The global behavior of the ANN model for the considerations above can be seen in
Table 3, where a mark on the line drawn in black means a perfect correspondence between the predicted output and the corresponding target (observed values). The results are presented based on a scatter plot. The results show a good agreement between the predicted and observed values of the critical speed, reflected by the error metrics, such as R and RMSE.
To try to improve the results, the k cross-validation method was implemented and used. Indeed, a good way to identify overfitting issues was to separate the dataset into three subsets, including training, testing and validation. The training and testing set were used for the cross-validation process. The validation set was left untouched during the entire model development process. This validation set was used to validate and tune the model.
As mentioned previously, in this analysis, a value of
k = 10 was adopted. From the application of this approach, the results show that the RMSE slightly increased (RMSE = 4.55), as well as the MAE (3.23). This phenomenon may have been due to the significant dimension of the dataset, which had more than 400 inputs. The scatter plot of the observed results versus the predicted results of critical speed is depicted in
Figure 8.
Based on the obtained results, it is important to mention that the model showed no indications of overfitting problems. In this case, the training data had a low error rate, as well as the test data. Moreover, cross-validation could be a powerful preventative measure against overfitting. Thus, the model showed high training accuracy and high validation accuracy. The validation results regarding the RMSE were: 3.79, 3.43, 5.31, 5.14, 4.59, 5.20, 4.37, 2.85, 3.73 and 4.77.
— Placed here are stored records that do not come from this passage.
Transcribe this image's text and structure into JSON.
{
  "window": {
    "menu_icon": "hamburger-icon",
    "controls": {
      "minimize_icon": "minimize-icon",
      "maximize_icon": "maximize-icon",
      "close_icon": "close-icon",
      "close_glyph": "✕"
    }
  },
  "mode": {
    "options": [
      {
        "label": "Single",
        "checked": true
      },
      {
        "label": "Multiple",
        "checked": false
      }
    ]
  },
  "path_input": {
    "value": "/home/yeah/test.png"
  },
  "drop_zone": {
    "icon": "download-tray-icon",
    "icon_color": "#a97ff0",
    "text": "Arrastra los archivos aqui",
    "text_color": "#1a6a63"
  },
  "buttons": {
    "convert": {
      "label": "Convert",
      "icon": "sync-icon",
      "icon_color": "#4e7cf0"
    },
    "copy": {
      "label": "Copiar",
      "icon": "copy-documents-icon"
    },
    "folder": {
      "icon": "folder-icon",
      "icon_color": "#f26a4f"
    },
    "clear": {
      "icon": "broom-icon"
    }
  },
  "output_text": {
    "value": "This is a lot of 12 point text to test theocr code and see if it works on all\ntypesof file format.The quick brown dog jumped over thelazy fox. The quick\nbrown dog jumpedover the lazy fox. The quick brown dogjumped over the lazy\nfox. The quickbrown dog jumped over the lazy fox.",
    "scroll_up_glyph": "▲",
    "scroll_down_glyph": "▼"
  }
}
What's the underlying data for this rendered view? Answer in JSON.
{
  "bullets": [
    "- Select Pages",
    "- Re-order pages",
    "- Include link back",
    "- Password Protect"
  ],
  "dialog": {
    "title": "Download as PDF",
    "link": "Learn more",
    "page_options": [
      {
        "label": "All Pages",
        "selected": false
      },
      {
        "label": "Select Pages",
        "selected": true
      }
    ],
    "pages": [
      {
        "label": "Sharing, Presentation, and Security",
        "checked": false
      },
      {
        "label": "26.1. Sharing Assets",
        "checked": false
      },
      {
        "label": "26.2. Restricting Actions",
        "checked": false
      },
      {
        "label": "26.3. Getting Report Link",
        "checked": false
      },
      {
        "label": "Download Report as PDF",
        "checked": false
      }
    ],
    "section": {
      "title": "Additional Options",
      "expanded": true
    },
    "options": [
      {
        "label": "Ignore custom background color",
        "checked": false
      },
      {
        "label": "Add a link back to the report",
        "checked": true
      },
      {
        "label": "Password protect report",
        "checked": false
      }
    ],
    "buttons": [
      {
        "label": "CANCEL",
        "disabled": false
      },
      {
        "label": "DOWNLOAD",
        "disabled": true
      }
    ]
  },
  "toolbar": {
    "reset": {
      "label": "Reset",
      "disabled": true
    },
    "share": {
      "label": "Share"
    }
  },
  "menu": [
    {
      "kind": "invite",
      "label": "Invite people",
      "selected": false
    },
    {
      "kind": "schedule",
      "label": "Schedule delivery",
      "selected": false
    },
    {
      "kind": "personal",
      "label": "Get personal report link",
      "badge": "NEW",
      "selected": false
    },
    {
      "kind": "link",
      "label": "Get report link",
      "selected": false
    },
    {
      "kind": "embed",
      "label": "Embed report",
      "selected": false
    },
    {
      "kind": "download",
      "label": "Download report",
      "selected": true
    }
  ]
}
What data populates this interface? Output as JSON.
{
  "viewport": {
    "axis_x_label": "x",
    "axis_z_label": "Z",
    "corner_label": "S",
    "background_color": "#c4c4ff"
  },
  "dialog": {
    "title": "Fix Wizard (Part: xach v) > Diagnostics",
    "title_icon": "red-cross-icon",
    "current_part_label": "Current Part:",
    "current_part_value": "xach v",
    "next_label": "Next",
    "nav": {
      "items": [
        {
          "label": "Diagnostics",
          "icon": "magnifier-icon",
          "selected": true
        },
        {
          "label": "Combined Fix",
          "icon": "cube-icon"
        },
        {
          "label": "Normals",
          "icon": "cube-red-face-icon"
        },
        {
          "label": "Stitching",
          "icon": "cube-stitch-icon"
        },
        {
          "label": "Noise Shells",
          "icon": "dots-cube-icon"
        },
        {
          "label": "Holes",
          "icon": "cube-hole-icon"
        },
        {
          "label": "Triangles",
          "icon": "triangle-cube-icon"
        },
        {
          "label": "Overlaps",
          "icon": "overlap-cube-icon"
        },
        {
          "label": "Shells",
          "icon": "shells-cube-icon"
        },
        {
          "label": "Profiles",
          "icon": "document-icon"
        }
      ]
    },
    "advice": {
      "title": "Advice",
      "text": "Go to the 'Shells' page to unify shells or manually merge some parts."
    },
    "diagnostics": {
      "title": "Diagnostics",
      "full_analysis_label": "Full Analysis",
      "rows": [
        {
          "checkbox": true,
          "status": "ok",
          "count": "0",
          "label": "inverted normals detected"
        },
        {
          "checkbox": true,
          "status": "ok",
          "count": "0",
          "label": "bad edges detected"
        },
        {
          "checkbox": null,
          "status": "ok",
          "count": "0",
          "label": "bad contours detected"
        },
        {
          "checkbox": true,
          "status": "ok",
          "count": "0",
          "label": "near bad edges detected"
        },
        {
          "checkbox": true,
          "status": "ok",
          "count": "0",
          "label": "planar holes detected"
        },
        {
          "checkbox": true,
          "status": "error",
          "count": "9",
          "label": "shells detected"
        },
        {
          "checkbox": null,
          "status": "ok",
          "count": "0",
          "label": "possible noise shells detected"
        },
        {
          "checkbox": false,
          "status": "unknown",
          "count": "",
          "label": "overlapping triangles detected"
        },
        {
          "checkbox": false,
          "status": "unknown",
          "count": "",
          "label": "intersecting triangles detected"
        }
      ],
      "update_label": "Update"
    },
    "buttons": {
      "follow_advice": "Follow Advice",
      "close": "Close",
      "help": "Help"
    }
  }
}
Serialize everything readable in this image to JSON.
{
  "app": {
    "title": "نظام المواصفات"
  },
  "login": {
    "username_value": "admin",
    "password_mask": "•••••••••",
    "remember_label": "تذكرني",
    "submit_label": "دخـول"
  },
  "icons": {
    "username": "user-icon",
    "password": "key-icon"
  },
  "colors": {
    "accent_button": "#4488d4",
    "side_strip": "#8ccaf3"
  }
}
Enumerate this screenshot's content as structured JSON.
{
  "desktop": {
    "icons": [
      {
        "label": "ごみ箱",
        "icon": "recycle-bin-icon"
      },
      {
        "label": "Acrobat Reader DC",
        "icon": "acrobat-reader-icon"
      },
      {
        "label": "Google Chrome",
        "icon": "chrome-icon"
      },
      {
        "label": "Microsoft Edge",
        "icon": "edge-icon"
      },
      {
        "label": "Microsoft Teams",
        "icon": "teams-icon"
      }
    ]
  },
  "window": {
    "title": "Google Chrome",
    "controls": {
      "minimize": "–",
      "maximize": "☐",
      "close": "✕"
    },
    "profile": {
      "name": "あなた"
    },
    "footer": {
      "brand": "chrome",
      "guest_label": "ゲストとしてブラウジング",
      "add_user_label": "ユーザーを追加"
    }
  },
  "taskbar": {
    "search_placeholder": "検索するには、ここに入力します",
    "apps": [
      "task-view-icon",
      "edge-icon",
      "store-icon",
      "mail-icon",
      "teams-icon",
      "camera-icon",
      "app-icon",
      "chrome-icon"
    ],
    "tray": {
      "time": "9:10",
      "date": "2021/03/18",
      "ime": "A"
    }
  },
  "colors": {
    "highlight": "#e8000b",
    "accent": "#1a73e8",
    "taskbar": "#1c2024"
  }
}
Despite the good results when applying the artificial neural network, the SVM algorithm was also tested and analyzed in detail. In what concerns the SVM, an iterative study was performed to identify the best combination of the
C and gamma parameters that led to the minimum error. From the studies developed, the best combination corresponded to the pair of values (0.03, 16), where the first value corresponded to the
C parameter and the second one to the gamma parameter. The results of the hyperparametrization can be found in
Figure 9.
Figure 9 shows the relationship between epsilon and cost. The value of epsilon determined the width of the tube around the estimated function (hyperplane): points that fell inside this tube were considered as correct predictions and were not penalized by the algorithm. The literature recommended an epsilon between 1 × 10
−3 and 1. The global behavior of the SVM model (considering the previous premises) can be seen in
Table 4, where a mark on the line drawn in black meant a perfect correspondence between the predicted output and the corresponding target. Once again, the results are presented based on a scatter plot. The results show a very good agreement between the predicted and observed values, which were reflected by very low values of the error metrics. Indeed, for example, the RMSE of the SVM model was lower than the ANN model, which indicated the very good performance of this algorithm considering this dataset.
Based on the previous results (metrics and scatter plots), it was possible to conclude that the model developed by the SVM algorithm led to better results. The model presented a very low value of RMSE and MAE and the scatter plot showed that the predicted values of the critical speed were very close to the observed values. It is important to mention that the high values of R did not mean an overfitting problem. The model showed a low error rate in the train, validation and test sets. This meant that the data variance was also low. Moreover, in SVM, to avoid overfitting, some data points were able to enter the margin intentionally (soft margin) in order to prevent the overfitting problem. The gamma parameter also allowed to control this problem.